A French prosecutor has launched a preliminary investigation of Apple over the tech giant’s alleged deception and planned obsolescence of its products, Reuters reports.
The probe comes in the wake of a complaint filed by a consumer organization, a judicial source was quoted as saying.
The investigation, opened on Friday, will be led by French consumer fraud watchdog DGCCRF, part of the Economy Ministry, according to the report.
Apple acknowledged last month that it takes some measures to reduce power demands, which can have the effect of slowing the processor, in some older iPhone models.
The French watchdog’s preliminary investigation could take months, and depending on its findings, the case could be dropped or handed to a judge for an in-depth investigation, Reuters said.
Under French law, companies risk fines of up to 5 percent of their annual sales for deliberately shortening the life of their products to spur demand to replace them.
Apple said last month that it would never do anything to intentionally shorten the life of any Apple product.
It also said on Dec. 28 that it was slashing prices for battery replacements and would change its software to show users whether their phone battery was good.

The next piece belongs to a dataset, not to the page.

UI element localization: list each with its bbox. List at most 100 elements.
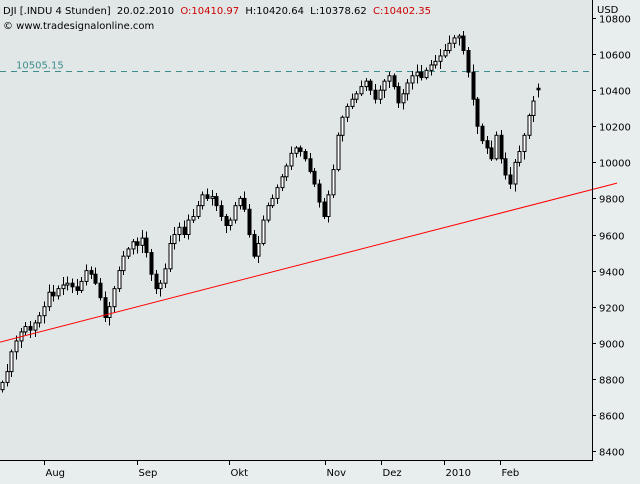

In other news, Apple on Monday released an updated version of its operating system software to fix a major microchip security flaw that affected nearly all computer chips made in the last decade.
Last week, Google and other security researchers disclosed two major chip flaws, one called Meltdown affecting only Intel chips and one called Spectre that left computing devices vulnerable to hackers.
The technology giant also released software updates for its Mac, Apple TV and Apple Watch.